The woman held my wrist tight in her skinny hands.
“You will come back?” she asked.
“I will try,” I said.
Then she wept again, and said:
“We are grateful to the English soldiers. It is they who saved us.”
That is one out of a hundred little scenes that I remember in those last two weeks when, not without hard fighting, for the German machine-gun rearguards fought bravely to the end, our troops entered many towns and villages, and liberated many thousands of poor people. I remember the girls of a little town called Bohain who put on their best frocks and clean pinafores to welcome us. It was not until a little while that we found they were starving and had not even a crust of bread in all the town. Then the enemy started shelling, and some of the girls were killed, and many were suffocated by gas shells. That was worse in St. Amand, by Valenciennes, where all the women and children took refuge in the cellars. The German batteries opened fire with Yellow Cross shell as our guns passed through. Some of our men, and many of their horses, lay dead in the streets as I passed through; but worse things happened in the cellars below the houses. The heavy gas of the Yellow Cross shells filtered down to where the women and their babies cowered on their mattresses. They began to choke and gasp, and babies died in the arms of dying mothers.... Dr. Small, our American, went with a body of English doctors and nurses to the rescue of St. Amand. “I’ve seen bad things,” he told me. “I am not weak in the stomach—but I saw things in those cellars which nearly made me vomit.”
He put a hand on my shoulder and blinked at me through his glasses.

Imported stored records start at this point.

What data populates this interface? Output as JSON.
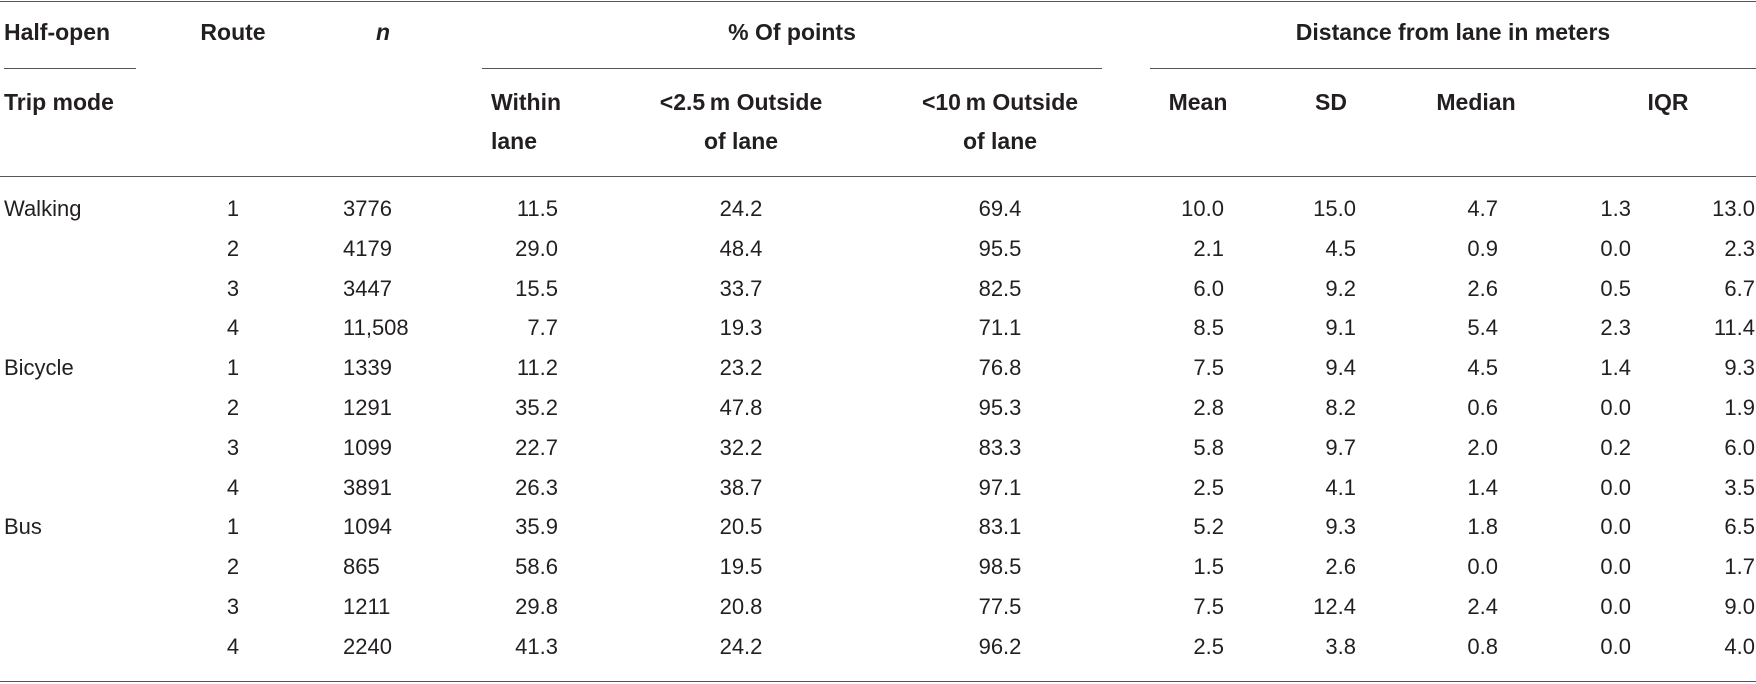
{
  "header": {
    "half_open": "Half-open",
    "trip_mode": "Trip mode",
    "route": "Route",
    "n": "n",
    "pct_points": "% Of points",
    "distance": "Distance from lane in meters",
    "within_1": "Within",
    "within_2": "lane",
    "lt25_1": "<2.5 m Outside",
    "lt25_2": "of lane",
    "lt10_1": "<10 m Outside",
    "lt10_2": "of lane",
    "mean": "Mean",
    "sd": "SD",
    "median": "Median",
    "iqr": "IQR"
  },
  "rows": [
    {
      "mode": "Walking",
      "route": "1",
      "n": "3776",
      "within": "11.5",
      "lt25": "24.2",
      "lt10": "69.4",
      "mean": "10.0",
      "sd": "15.0",
      "median": "4.7",
      "iqr_lo": "1.3",
      "iqr_hi": "13.0"
    },
    {
      "mode": "",
      "route": "2",
      "n": "4179",
      "within": "29.0",
      "lt25": "48.4",
      "lt10": "95.5",
      "mean": "2.1",
      "sd": "4.5",
      "median": "0.9",
      "iqr_lo": "0.0",
      "iqr_hi": "2.3"
    },
    {
      "mode": "",
      "route": "3",
      "n": "3447",
      "within": "15.5",
      "lt25": "33.7",
      "lt10": "82.5",
      "mean": "6.0",
      "sd": "9.2",
      "median": "2.6",
      "iqr_lo": "0.5",
      "iqr_hi": "6.7"
    },
    {
      "mode": "",
      "route": "4",
      "n": "11,508",
      "within": "7.7",
      "lt25": "19.3",
      "lt10": "71.1",
      "mean": "8.5",
      "sd": "9.1",
      "median": "5.4",
      "iqr_lo": "2.3",
      "iqr_hi": "11.4"
    },
    {
      "mode": "Bicycle",
      "route": "1",
      "n": "1339",
      "within": "11.2",
      "lt25": "23.2",
      "lt10": "76.8",
      "mean": "7.5",
      "sd": "9.4",
      "median": "4.5",
      "iqr_lo": "1.4",
      "iqr_hi": "9.3"
    },
    {
      "mode": "",
      "route": "2",
      "n": "1291",
      "within": "35.2",
      "lt25": "47.8",
      "lt10": "95.3",
      "mean": "2.8",
      "sd": "8.2",
      "median": "0.6",
      "iqr_lo": "0.0",
      "iqr_hi": "1.9"
    },
    {
      "mode": "",
      "route": "3",
      "n": "1099",
      "within": "22.7",
      "lt25": "32.2",
      "lt10": "83.3",
      "mean": "5.8",
      "sd": "9.7",
      "median": "2.0",
      "iqr_lo": "0.2",
      "iqr_hi": "6.0"
    },
    {
      "mode": "",
      "route": "4",
      "n": "3891",
      "within": "26.3",
      "lt25": "38.7",
      "lt10": "97.1",
      "mean": "2.5",
      "sd": "4.1",
      "median": "1.4",
      "iqr_lo": "0.0",
      "iqr_hi": "3.5"
    },
    {
      "mode": "Bus",
      "route": "1",
      "n": "1094",
      "within": "35.9",
      "lt25": "20.5",
      "lt10": "83.1",
      "mean": "5.2",
      "sd": "9.3",
      "median": "1.8",
      "iqr_lo": "0.0",
      "iqr_hi": "6.5"
    },
    {
      "mode": "",
      "route": "2",
      "n": "865",
      "within": "58.6",
      "lt25": "19.5",
      "lt10": "98.5",
      "mean": "1.5",
      "sd": "2.6",
      "median": "0.0",
      "iqr_lo": "0.0",
      "iqr_hi": "1.7"
    },
    {
      "mode": "",
      "route": "3",
      "n": "1211",
      "within": "29.8",
      "lt25": "20.8",
      "lt10": "77.5",
      "mean": "7.5",
      "sd": "12.4",
      "median": "2.4",
      "iqr_lo": "0.0",
      "iqr_hi": "9.0"
    },
    {
      "mode": "",
      "route": "4",
      "n": "2240",
      "within": "41.3",
      "lt25": "24.2",
      "lt10": "96.2",
      "mean": "2.5",
      "sd": "3.8",
      "median": "0.8",
      "iqr_lo": "0.0",
      "iqr_hi": "4.0"
    }
  ]
}
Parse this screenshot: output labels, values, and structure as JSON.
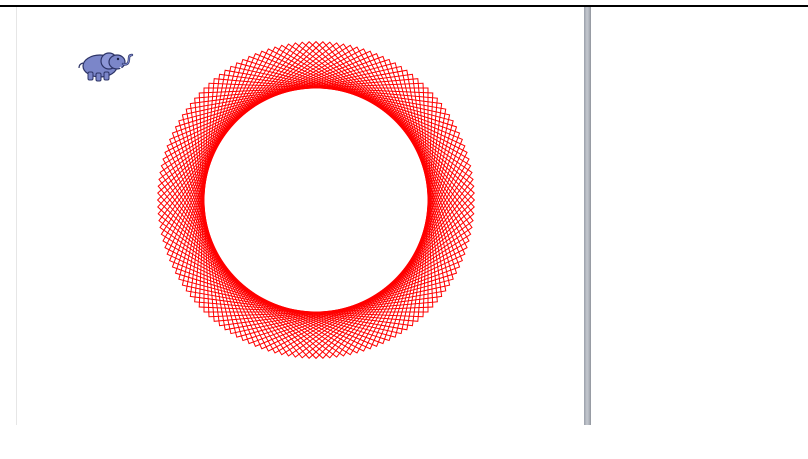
{
  "title_banner": {
    "text_color": "#ff2a00",
    "note": ""
  },
  "stage": {
    "pen_color": "#ff0000",
    "pattern_shape": "rotated-square-rosette",
    "square_count": 36,
    "background": "#ffffff"
  },
  "sprite": {
    "icon": "elephant-icon",
    "color": "#7b86c9"
  },
  "divider": {
    "color": "#a3a8b0"
  }
}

“It’s no good cursing the Germans. As soon as your troops entered the village they had a right to shell. That’s war. We should do the same. War’s war. I’ve been cursing the Germans in elaborate and eccentric language. It did me good. I feel all the better for it. But all the same I was wrong. It’s war we ought to curse. War which makes these things possible among civilised peoples. It’s just devilry. Civilised people must give up the habit. They must get cured of it. You have heard of typhoid-carriers? They are people infected with the typhoid microbe who spread the disease. When peace comes we must hunt down the war-carriers, isolate them, and, if necessary, kill them.”